True Love: The journey of two family caregivers
Former Wisconsin governor Martin Schreiber and Milwaukee financial adviser John McCarthy will share two compelling true love stories at an author reception and book signing at St. Ann Center.
In his book My Two Elaines: Learning, Coping, and Surviving as an Alzheimer’s Caregiver, Schreiber candidly counsels those taking on the caregiving role—as he did 12 years ago when his wife, Elaine, was diagnosed with the disease. He offers practical advice on how to respect the one with Alzheimer’s while avoiding caregiver burnout. As two-thirds of those with Alzheimer’s are women, he offers special guidance for men taking on the traditionally female role of caregiving.
“One of my biggest learnings was that I had to let go of the woman I met at 14 and instantly decided I wanted for my wife—the woman who gave me our three children, supported me in every endeavor of my life and never let me feel defeated,” Schreiber said.
With compassion, raw honesty and gentle humor, Schreiber describes the journey he’s taking with his Second Elaine, now in a memory care center. He explains how love has continued with a woman who he describes as “always cheerful, always happy and always telling me how handsome and intelligent I am,” although sometimes not recognizing him as her husband.

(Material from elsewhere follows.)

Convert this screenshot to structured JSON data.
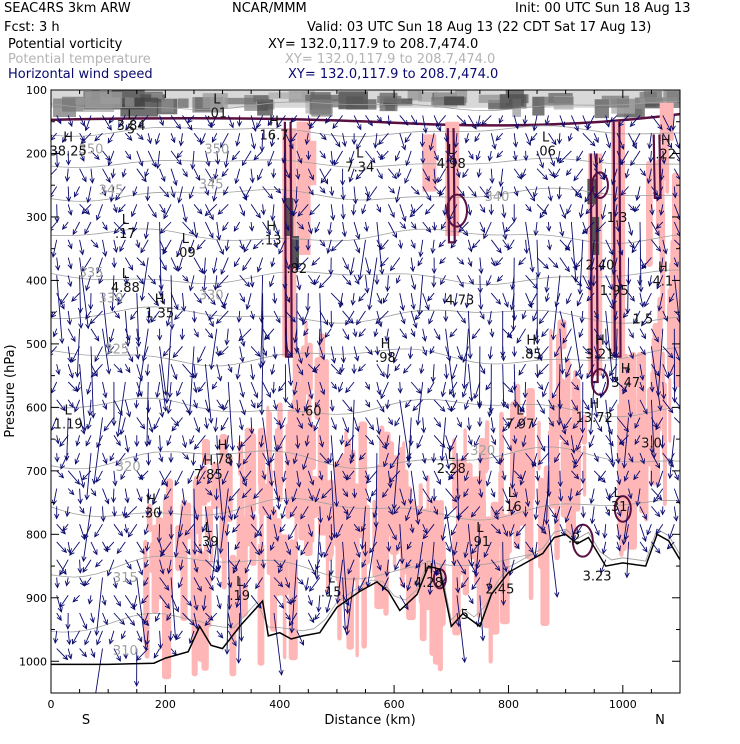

“It wasn’t until a few weeks ago that I really had to say, Yes, I do have Alzheimer’s. I had read of signs that indicate Alzheimer’s, like getting overly upset for no reason and having trouble with names and directions. But I still didn’t think it was a problem for me. But in hindsight, for too long, I’ve been getting lost driving, having trouble keeping days straight, and difficulties with names and schedules. Still, I still felt I could handle it. It won’t get worse. But this morning, I started reading about the mid-stage of Alzheimer’s, in hopes of preparing myself better, and realize I’m not very far away. That is most scary! But, I have to accept it.” – Elaine’s letter to her “Dear Loved Ones,” dated March 11, 2009
The central character of McCarthy’s book, Maggie’s Angels: Loving, Living with and Learning from a Special Needs Daughter, is his 31-year-old daughter. Born with a rare neurological disease, Maggie experienced slowed physical and mental development and cognitive and behavioral challenges. Along with memorable moments with Maggie, McCarthy spotlights the inspiring stories of some 60 other people with special needs—artists and musicians to Special Olympians—their parents, coaches and teachers, who’ve become “angels” in his family’s lives.
Founder of McCarthy Grittinger Financial Group, McCarthy also gives advice in the book on preparing for the long-term care of adults with special needs, using specially designed financial and estate plans.
St. Ann Center has a connection to both stories. For years, Maggie has been an occasional guest at the Stein Campus’ overnight respite. And in the early stages of Alzheimer’s, Elaine came to the campus for reiki massage and to swim and exercise at the Aquatics Center. Both authors are longtime St. Ann Center supporters.
Part of the proceeds from the evening’s book sales will go to support the children and adults served by the center. The free reception will include refreshments and a chance to meet the authors. Signed books will be available for purchase at the event on February 8, from 6 p.m. to 8 p.m., at St. Ann Center for Intergenerational Care-Stein Campus, 2801 East Morgan Avenue.
“One day about eight years after Elaine’s diagnosis, I was finishing a phone call with our daughter Kathy. ‘I love you,’ I said as I told her goodbye. Elaine overheard this and wanted to know whom was I talking with, so of course I told her it was our daughter Kathy. ‘We don’t have a daughter named Kathy,’ she insisted. ‘Why would you make that up?’ Her tone was most uncharacteristic, hostile and accusing. She insinuated that this Kathy had to be someone who was not to be associated with. ‘You’ve got to be up to no good,’ she said. She wanted to know who else I was in love with. I knew it was the disease ‘talking’ and not Elaine. She was the one who had told me that you can lose an election but you can’t be defeated. This outburst, however, did defeat me. I began to seriously wonder: How much longer can I live with my wife, and how much longer can she live with me? After loving Elaine for sixty-two years, I was angry with myself for even thinking this way.” – Martin J. Schreiber, “My Two Elaines”
Nearly 40 percent of America’s 15.9 million Alzheimer’s caregivers are men, up from 19 percent 15 years earlier. For an increasing number of couples, Alzheimer’s has upended traditional spousal roles that were decades in the making. Erroneously thinking he can bear the burden alone, a husband often finds his health negatively affected by caregiving, not only compounding the human tragedy of the disease but also contributing to increased health care costs borne by insurance companies and government programs.